Be especially cautious of bloated egos, for they are really weak egos that have been usurped by wanting—especially the want of importance. We are already mattered; there is little reason or emotion to chase that which we inherently have—except a manufactured need to gain worldly things as though that will outlast death, which cares not about our “sacrifices,” only our ability to become our butterfly, our angel.

I suspect it true that angels are light both in radiation and density.  Perhaps “spirit” has lighter “embodiments” than the heft most of us have. There certainly are G-forces on more than our physical body.  We have many “stone tablets” we tend to drag around in our human attempts to become better angels. We certainly attribute much freedom to the winged beings around us—oh to take flight.  Yet more often than not, our individual selves and our institutions are like our airplanes, we’ve got the aerodynamics, but we have created pterodactyls. Still, there is beauty in even that, though we can do better.

As a notioneer, I write these things from that seat.  What I know, I do not much practice well.  I’ve still not mastered how to float (or flow, or let go) as a regular means of movement.  But I sense there exists what I write about and what’s stopping me from change is familiarity with what has been.  One understands language well before one can speak. The same is true of behaviors—one understands well before one can do. At my age, it’s not much comfort, but the question is still “what’s happening?”—“not what’s happening to me?”

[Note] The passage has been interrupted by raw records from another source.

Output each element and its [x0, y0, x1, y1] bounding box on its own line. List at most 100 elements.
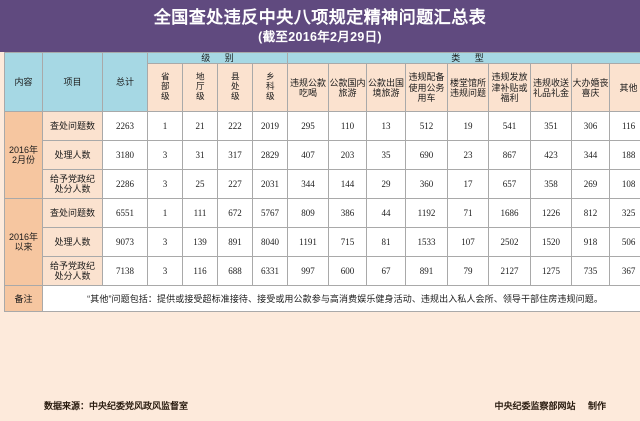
table-header: 内容 项目 总计 级 别 类 型 省部级 地厅级 县处级 乡科级 违规公款吃喝 … [4, 51, 640, 113]
cell-type-3: 512 [405, 111, 449, 142]
page-subtitle: (截至2016年2月29日) [258, 29, 382, 44]
cell-level-1: 21 [182, 111, 218, 142]
maker-site-name: 中央纪委监察部网站 [494, 400, 576, 411]
cell-type-0: 997 [287, 256, 330, 287]
cell-type-8: 325 [609, 198, 640, 229]
cell-level-1: 139 [182, 227, 218, 258]
cell-level-2: 672 [217, 198, 253, 229]
header-row-groups: 内容 项目 总计 级 别 类 型 [4, 51, 640, 113]
row-total: 2263 [102, 111, 148, 142]
cell-type-2: 13 [366, 111, 407, 142]
row-item-label: 查处问题数 [42, 111, 103, 142]
table-body: 2016年 2月份 查处问题数 2263 1 21 222 2019 295 1… [4, 111, 640, 313]
page-title-banner: 全国查处违反中央八项规定精神问题汇总表 (截至2016年2月29日) [0, 0, 640, 52]
row-item-label: 给予党政纪 处分人数 [42, 169, 103, 200]
header-type-7: 大办婚丧喜庆 [571, 63, 611, 113]
cell-level-2: 688 [217, 256, 253, 287]
cell-type-1: 110 [328, 111, 368, 142]
row-total: 3180 [102, 140, 148, 171]
cell-type-8: 506 [609, 227, 640, 258]
cell-type-7: 269 [571, 169, 611, 200]
footer-maker: 中央纪委监察部网站 制作 [494, 399, 606, 412]
header-type-0: 违规公款吃喝 [287, 63, 330, 113]
cell-type-2: 67 [366, 256, 407, 287]
cell-type-6: 1520 [530, 227, 573, 258]
cell-level-2: 317 [217, 140, 253, 171]
cell-type-5: 2502 [488, 227, 532, 258]
table-row: 给予党政纪 处分人数 2286 3 25 227 2031 344 144 29… [5, 169, 640, 200]
cell-type-2: 35 [366, 140, 407, 171]
cell-level-1: 25 [182, 169, 218, 200]
header-type-5: 违规发放津补贴或福利 [488, 63, 532, 113]
cell-level-2: 891 [217, 227, 253, 258]
cell-type-1: 600 [328, 256, 368, 287]
row-total: 9073 [102, 227, 148, 258]
cell-type-0: 809 [287, 198, 330, 229]
row-total: 7138 [102, 256, 148, 287]
cell-level-1: 111 [182, 198, 218, 229]
cell-level-0: 3 [147, 169, 183, 200]
header-group-type: 类 型 [287, 51, 640, 65]
cell-type-1: 715 [328, 227, 368, 258]
row-item-label: 处理人数 [42, 227, 103, 258]
statistics-table: 内容 项目 总计 级 别 类 型 省部级 地厅级 县处级 乡科级 违规公款吃喝 … [4, 51, 640, 313]
cell-level-2: 222 [217, 111, 253, 142]
page-title: 全国查处违反中央八项规定精神问题汇总表 [153, 8, 487, 28]
maker-suffix: 制作 [587, 400, 606, 411]
group-label-0: 2016年 2月份 [4, 111, 43, 200]
cell-type-1: 144 [328, 169, 368, 200]
cell-type-2: 81 [366, 227, 407, 258]
cell-type-5: 657 [488, 169, 532, 200]
header-level-1: 地厅级 [182, 63, 218, 113]
header-type-4: 楼堂馆所违规问题 [447, 63, 490, 113]
table-row: 处理人数 3180 3 31 317 2829 407 203 35 690 2… [5, 140, 640, 171]
header-type-6: 违规收送礼品礼金 [530, 63, 573, 113]
cell-type-4: 17 [447, 169, 490, 200]
cell-level-3: 5767 [251, 198, 289, 229]
cell-level-3: 2829 [251, 140, 289, 171]
cell-level-0: 1 [147, 198, 183, 229]
row-item-label: 给予党政纪 处分人数 [42, 256, 103, 287]
cell-type-2: 29 [366, 169, 407, 200]
table-row: 2016年 2月份 查处问题数 2263 1 21 222 2019 295 1… [4, 111, 640, 200]
cell-level-2: 227 [217, 169, 253, 200]
remark-label: 备注 [4, 285, 43, 313]
table-row: 给予党政纪 处分人数 7138 3 116 688 6331 997 600 6… [5, 256, 640, 287]
table-container: 内容 项目 总计 级 别 类 型 省部级 地厅级 县处级 乡科级 违规公款吃喝 … [0, 51, 640, 389]
header-group-level: 级 别 [146, 51, 289, 65]
cell-type-3: 1533 [405, 227, 449, 258]
cell-type-0: 1191 [287, 227, 330, 258]
cell-level-1: 31 [182, 140, 218, 171]
group-label-1: 2016年 以来 [4, 198, 43, 287]
cell-type-1: 203 [328, 140, 368, 171]
cell-level-3: 8040 [251, 227, 289, 258]
cell-level-0: 3 [147, 256, 183, 287]
row-total: 6551 [102, 198, 148, 229]
header-item: 项目 [42, 51, 103, 113]
header-content: 内容 [4, 51, 43, 113]
cell-type-4: 23 [447, 140, 490, 171]
cell-type-6: 351 [530, 111, 573, 142]
footer-bar: 数据来源：中央纪委党风政风监督室 中央纪委监察部网站 制作 [0, 389, 640, 421]
cell-level-3: 2019 [251, 111, 289, 142]
cell-level-3: 2031 [251, 169, 289, 200]
table-row: 2016年 以来 查处问题数 6551 1 111 672 5767 809 3… [4, 198, 640, 287]
cell-type-4: 107 [447, 227, 490, 258]
cell-type-8: 188 [609, 140, 640, 171]
cell-type-3: 891 [405, 256, 449, 287]
cell-type-4: 71 [447, 198, 490, 229]
cell-level-0: 1 [147, 111, 183, 142]
cell-type-6: 1275 [530, 256, 573, 287]
row-item-label: 处理人数 [42, 140, 103, 171]
cell-type-6: 358 [530, 169, 573, 200]
remark-text: “其他”问题包括：提供或接受超标准接待、接受或用公款参与高消费娱乐健身活动、违规… [41, 285, 640, 313]
header-total: 总计 [102, 51, 148, 113]
table-row: 处理人数 9073 3 139 891 8040 1191 715 81 153… [5, 227, 640, 258]
cell-type-7: 918 [571, 227, 611, 258]
cell-type-1: 386 [328, 198, 368, 229]
cell-level-1: 116 [182, 256, 218, 287]
header-level-0: 省部级 [147, 63, 183, 113]
data-source-text: 数据来源：中央纪委党风政风监督室 [44, 400, 189, 411]
header-level-3: 乡科级 [251, 63, 289, 113]
cell-type-8: 367 [609, 256, 640, 287]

Here is an example of learning a new movement from one Gail Collins:

I grew up in one of the most socially conservative neighborhoods in Ohio, and my parents were traditional Catholics. But in her old age, my mother got her home health care from a guy who was gay, who was wonderful to her. Before she died, she rode a float in the Cincinnati Gay Pride Parade.

Old dogs, new tricks.  Like Roger Bannister breaking the 4-minute mile in 1956, when previously it was thought humans could not do it (that record lasted 46 days), once we can actually see what can be done, the gates we built and closed, open up.

To be aware is a very different state of being than to beware.  We still lean towards fear rather than clarity, though most every state has both shortcomings and benefits.  We have an important menu available.  We do not have to keep eating and drinking the same stuff, nor are we required to sit at the same table.

More practice awaits.  I know I’m not alone, though mostly I practice alone, with some very important exceptions that help much more than my expressing the journey using the written word.